Tuesday, April 6, 2010

Meanwhile, Back At The Ranch

Our sleepy heroine is up studying for a Crusades test.
Saladin? Baldwin IV ("The Leper King")? I know 'em.
Had an argument about true love with Tim earlier. I argued for. I wish I could say I won, but he's being awfully stubborn.
Was in the library for 2 hours tonight. What a lovely place, there against the window. It was dark enough so I couldn't be distracted by passing students or waving grass.
I'm also back on Facebook (gave it up for Lent, as I might not have mentioned).
Someone chatted me at about 1 a.m. and said some really nice, unexpected things.
It's always horrible when you only really get to know someone right before they leave.
I know this post is random, but it's almost 4 a.m. There's no way I'm taking the time to properly organize my thoughts and ideas at 4 a.m. 3:30, maybe. 4:00, definitely not.
In other Facebook news, I made a rash friend request today, and now I wish I hadn't made it. He's just someone that I seem to see in Food Service everyday. I don't know that I've ever talked to him, but tonight I decided to look him up (i.e. slightly stalk him), and his photos are really cool! He's been mountain climbing all over, and on all sorts of outdoor, campy adventures. So, I thought I'd just friend request. I like being friends with interesting people. I hope he says yes. Most of all, I hope he doesn't come up to me in Food Service and say, "Who the heck are you?!"
I suppose I should give you a poem.
To heck with what I said before; I love poetry, and if I want to post it on my blog, I certainly should!
This won't be original, though, just to warn you.
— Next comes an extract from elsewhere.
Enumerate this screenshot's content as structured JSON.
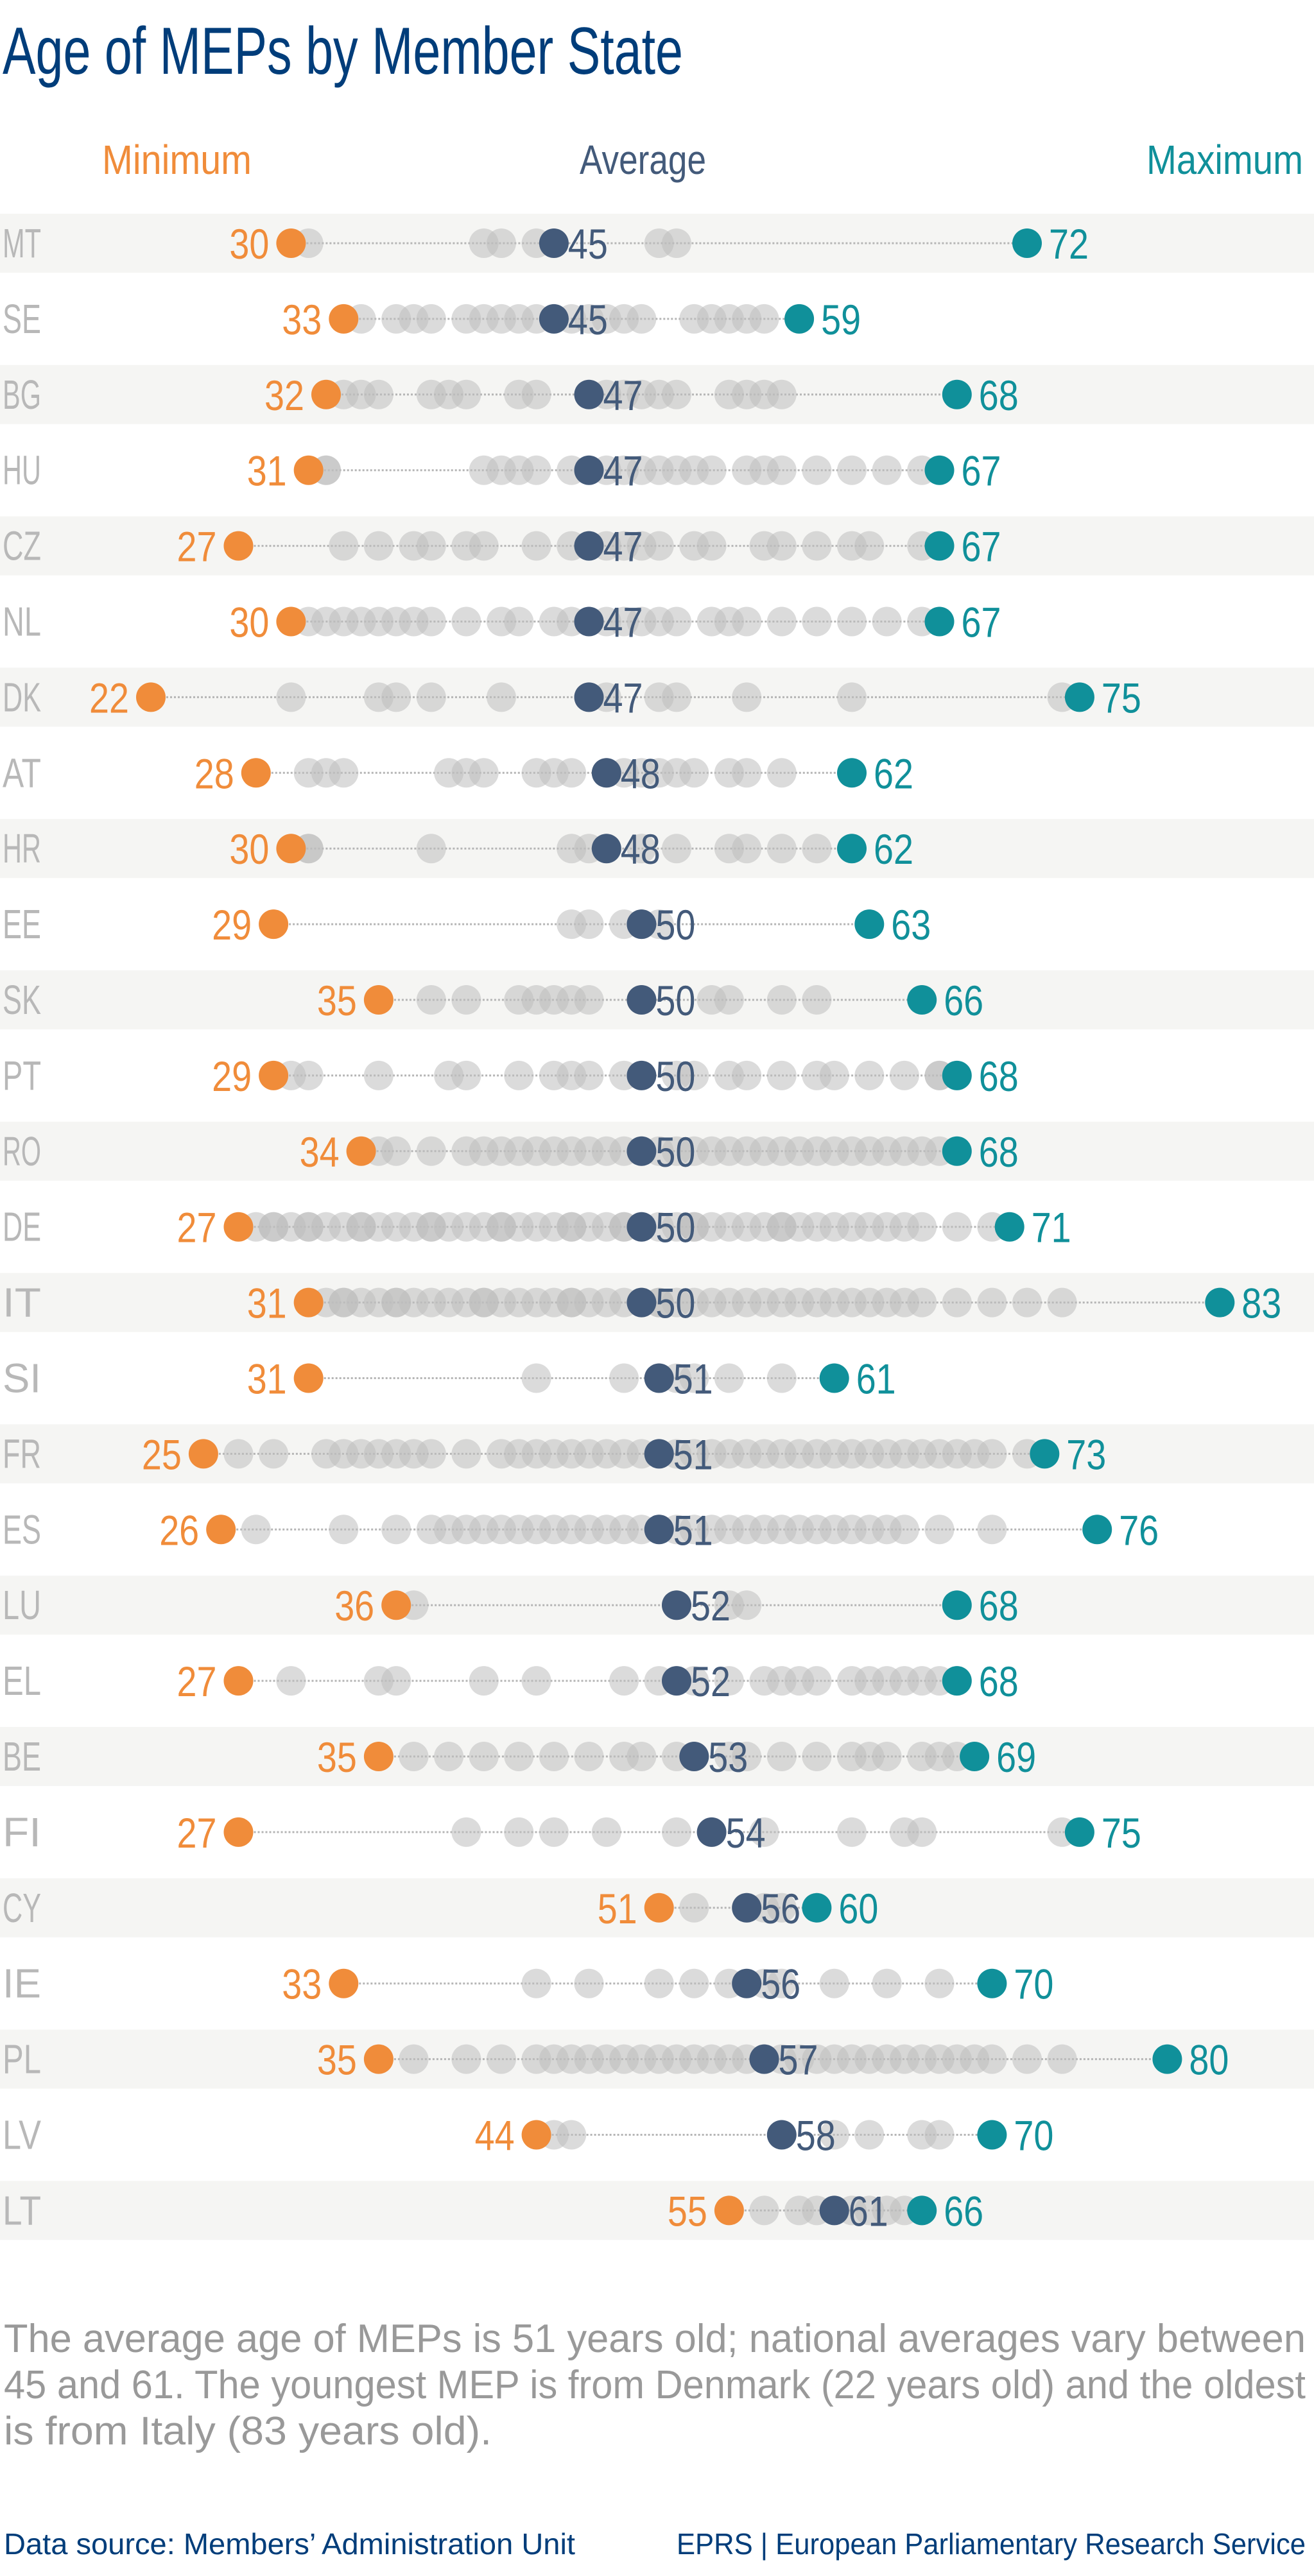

God's Grandeur (by Gerard Manley Hopkins)
THE WORLD is charged with the grandeur of God.
It will flame out, like shining from shook foil;
It gathers to a greatness, like the ooze of oil
Crushed. Why do men then now not reck his rod?
Generations have trod, have trod, have trod;
And all is seared with trade; bleared, smeared with toil;
And wears man’s smudge and shares man’s smell: the soil
Is bare now, nor can foot feel, being shod.

And for all this, nature is never spent;
There lives the dearest freshness deep down things;
And though the last lights off the black West went
Oh, morning, at the brown brink eastward, springs—
Because the Holy Ghost over the bent
World broods with warm breast and with ah! bright wings.

Read this poem out loud. Seriously, just do it. I love the way words like "bleared," "smeared," "smudge," and "ooze" feel on the tongue.

Hope you enjoyed it.

2 comments:

Amelia said...

I've missed you on Facebook. Just thought I'd put that out there. Your statuses are always fun to see. :)
I read the poem aloud. I agree, it has GREAT alliteration, consonance, and assonance. :)

Holly said...

Thanks, Amelia! I'm happy to be back on, though I certainly check it less than I did before Lent.